Há um quadro de Giorgio de Chirico chamado “Canção de Amor”. Data, 1914. Magritte viu uma reprodução fotográfica do quadro. Ficou doido. Magritte não se importava com o trivial, nem com o comércio, nem muito com gente como o irmão mais novo, Raymond. Extraía deles o não trivial, o mistério. Nem Quéops, a pirâmide vista ao vivo, o fascinou: era parecida com o que esperava dela a partir de reproduções, conta Marcel Paquet. O outro irmão, Paul, importava-lhe.

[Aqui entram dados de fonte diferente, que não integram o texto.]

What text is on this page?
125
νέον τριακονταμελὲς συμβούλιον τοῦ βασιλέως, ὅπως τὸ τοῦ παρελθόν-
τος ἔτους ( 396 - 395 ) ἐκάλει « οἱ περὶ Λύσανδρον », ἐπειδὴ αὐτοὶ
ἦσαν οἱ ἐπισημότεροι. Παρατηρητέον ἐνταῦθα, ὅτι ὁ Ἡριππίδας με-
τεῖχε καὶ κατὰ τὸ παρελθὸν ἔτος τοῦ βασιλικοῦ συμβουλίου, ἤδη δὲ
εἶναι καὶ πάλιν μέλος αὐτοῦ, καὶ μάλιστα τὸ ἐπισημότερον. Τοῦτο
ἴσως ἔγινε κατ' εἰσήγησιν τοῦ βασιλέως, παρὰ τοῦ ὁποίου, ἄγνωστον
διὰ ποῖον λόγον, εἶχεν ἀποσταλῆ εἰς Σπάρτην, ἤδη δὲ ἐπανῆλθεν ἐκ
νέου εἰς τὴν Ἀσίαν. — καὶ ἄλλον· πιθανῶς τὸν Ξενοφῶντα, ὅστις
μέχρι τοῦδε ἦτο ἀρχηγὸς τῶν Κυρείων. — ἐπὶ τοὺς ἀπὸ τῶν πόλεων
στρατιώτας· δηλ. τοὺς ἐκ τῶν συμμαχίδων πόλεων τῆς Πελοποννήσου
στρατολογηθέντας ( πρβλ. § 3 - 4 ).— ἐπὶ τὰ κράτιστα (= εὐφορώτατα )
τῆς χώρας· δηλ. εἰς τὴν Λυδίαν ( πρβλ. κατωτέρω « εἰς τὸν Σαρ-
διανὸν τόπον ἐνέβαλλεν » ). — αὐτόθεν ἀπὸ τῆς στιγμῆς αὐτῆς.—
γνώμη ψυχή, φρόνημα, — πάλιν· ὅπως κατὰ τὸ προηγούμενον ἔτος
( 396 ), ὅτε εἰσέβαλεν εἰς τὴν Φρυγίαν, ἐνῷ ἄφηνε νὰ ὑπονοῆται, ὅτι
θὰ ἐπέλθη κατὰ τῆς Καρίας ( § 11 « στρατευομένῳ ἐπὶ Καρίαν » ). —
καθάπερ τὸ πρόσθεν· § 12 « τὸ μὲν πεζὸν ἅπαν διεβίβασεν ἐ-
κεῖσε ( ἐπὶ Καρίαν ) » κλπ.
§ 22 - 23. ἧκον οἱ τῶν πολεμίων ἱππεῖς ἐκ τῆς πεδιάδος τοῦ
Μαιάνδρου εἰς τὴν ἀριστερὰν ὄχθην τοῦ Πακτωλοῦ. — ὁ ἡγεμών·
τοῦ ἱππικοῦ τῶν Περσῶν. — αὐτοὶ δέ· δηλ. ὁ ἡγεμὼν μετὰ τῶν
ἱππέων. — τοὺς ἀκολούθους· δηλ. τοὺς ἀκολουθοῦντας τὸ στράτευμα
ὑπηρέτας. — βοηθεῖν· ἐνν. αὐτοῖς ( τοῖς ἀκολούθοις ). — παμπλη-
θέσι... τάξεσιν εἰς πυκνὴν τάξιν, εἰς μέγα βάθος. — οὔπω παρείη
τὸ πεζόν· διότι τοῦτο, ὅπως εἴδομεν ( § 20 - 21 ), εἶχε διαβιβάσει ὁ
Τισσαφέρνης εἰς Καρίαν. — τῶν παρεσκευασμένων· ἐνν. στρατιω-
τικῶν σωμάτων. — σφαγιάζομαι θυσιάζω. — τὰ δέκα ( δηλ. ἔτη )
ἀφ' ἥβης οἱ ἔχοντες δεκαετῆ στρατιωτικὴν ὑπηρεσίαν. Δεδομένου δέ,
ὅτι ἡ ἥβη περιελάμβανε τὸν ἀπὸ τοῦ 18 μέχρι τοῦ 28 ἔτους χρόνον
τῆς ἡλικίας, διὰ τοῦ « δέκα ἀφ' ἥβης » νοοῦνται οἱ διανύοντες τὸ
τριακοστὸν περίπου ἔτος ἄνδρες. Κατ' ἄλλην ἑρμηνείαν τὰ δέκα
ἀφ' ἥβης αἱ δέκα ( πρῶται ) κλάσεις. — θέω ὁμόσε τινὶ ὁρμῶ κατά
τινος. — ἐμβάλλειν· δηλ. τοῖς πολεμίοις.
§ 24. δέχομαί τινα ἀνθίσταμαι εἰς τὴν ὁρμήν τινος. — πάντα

No meu quadro de 1967, não vejo cavalos. Desconheço o fotógrafo, decerto alguém da família, quando ela era toda. Irmã, guitarra, monte – tudo isso nesse ano final de Magritte. Não podemos ver os cavalos. Só posso pedir-vos que acrediteis neles. Eles eram, como o Verão era, como terei sido. Mas podemos dar-lhes imagem: imaginá-los. Gostarei disso. Ver cavalos invisíveis é tão de pintura como de literatura, descubramos as diferenças de ofício. Magritte não viu a foto, mas veria os cavalos.
A irmã boceja hoje na manhã grisalha. Falo agora de outra imagem, não da foto inicial deste livro. Acabo de vê-la. Dormiu mal. Sucede-lhe sonhar coisas que depois aparecem escritas em livros. Conversamos um pouco, depois parto. Deixo-a. Só torno a vê-la na fotografia. Falo outra vez da fotografia da irmã de 1967, o ano da morte de René Magritte (1898-1967). Falo de cavalos. Nada de psicolinguística, atenção: René não gostava de psicanálise. Nada a ver com o sofá de Viena. Nem mesmo que a mãe de Magritte se tenha suicidado no ano em que o futuro pintor faz catorze anos.